User speaks: "I was wondering..."     → SPEECH_END → SmartTurn: incomplete (0.3)
User pauses (1s)
User speaks: "...if you could help me" → SPEECH_END → SmartTurn: complete (0.8)
                                          Route combined text: "I was wondering if you could help me"

When a turn completes:

  • The accumulated text from all segments is combined and routed to the AI
  • The audio buffer is cleared for the next turn
  • ON_TURN_COMPLETE hook fires with the combined text and confidence

Inference pipeline

For each evaluation:

  1. Raw int16 PCM audio from VAD is converted to float32
  2. Audio is truncated to the last 8 seconds (or zero-padded if shorter)
  3. Mel spectrogram features are extracted via WhisperFeatureExtractor
  4. ONNX inference produces a single logit → sigmoid → probability
  5. If probability >= threshold → turn complete

Error handling

The detector fails open — if ONNX inference errors, it returns is_complete=True with low confidence (0.1). This ensures the conversation never gets stuck waiting.

Lazy initialization

The ONNX session and WhisperFeatureExtractor are created lazily on the first evaluate() call, not at construction time. This means:

  • Constructing SmartTurnDetector is fast (only validates imports and config)
  • Model loading happens only when the first speech segment arrives
  • The transformers library (heavy) is only imported at first use

Hooks

SmartTurnDetector integrates with the existing turn detection hooks:

from roomkit import HookExecution, HookTrigger

@kit.hook(HookTrigger.ON_TURN_COMPLETE, execution=HookExecution.ASYNC)
async def on_turn_complete(event, ctx):
    print(f"Turn complete (confidence={event.confidence:.2f}): {event.text}")
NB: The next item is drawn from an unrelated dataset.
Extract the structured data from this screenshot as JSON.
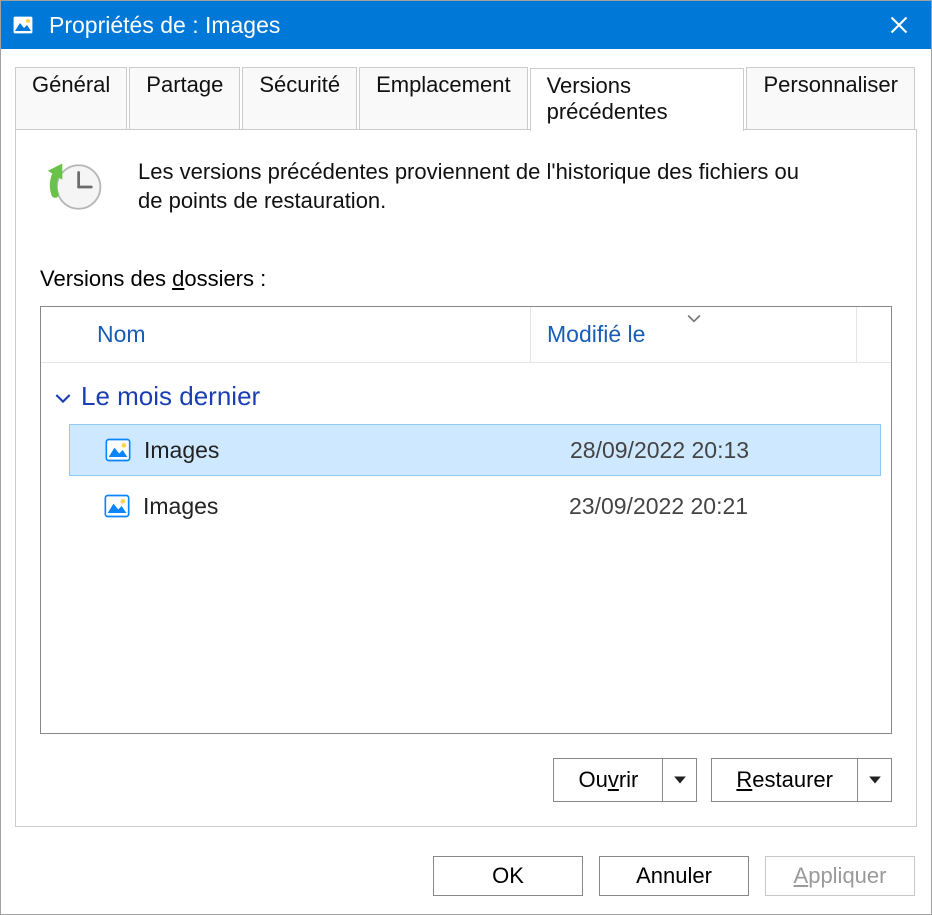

@kit.hook(HookTrigger.ON_TURN_INCOMPLETE, execution=HookExecution.ASYNC)
async def on_turn_incomplete(event, ctx):
    print(f"Waiting for more (confidence={event.confidence:.2f}): {event.text}")

Continuous STT mode

In continuous STT mode (no local VAD — the STT provider handles endpointing), audio_bytes is None because there are no discrete speech segments. The fallback_on_no_audio config controls behavior:

fallback_on_no_audio Behavior
True (default) Returns is_complete=True — acts as if no turn detector is configured
False Returns is_complete=False — blocks routing (not recommended in continuous mode)

For continuous STT, smart-turn adds no value since there's no raw audio to analyze. Leave fallback_on_no_audio=True (default) so it doesn't interfere.


Cleanup

Call close() when done to release the ONNX session:

turn_detector.close()

Or let VoiceChannel.close() handle the pipeline lifecycle.


Full example

See examples/voice_smart_turn.py for a complete working example with:

  • Local mic/speakers via LocalAudioBackend
  • sherpa-onnx STT (streaming Zipformer) + TTS (VITS/Piper) + VAD (TEN-VAD)
  • Smart-turn audio-native turn detection
  • Local LLM via Ollama/vLLM

The examples/voice_local_onnx_vllm.py example also supports smart-turn via the SMART_TURN_MODEL environment variable.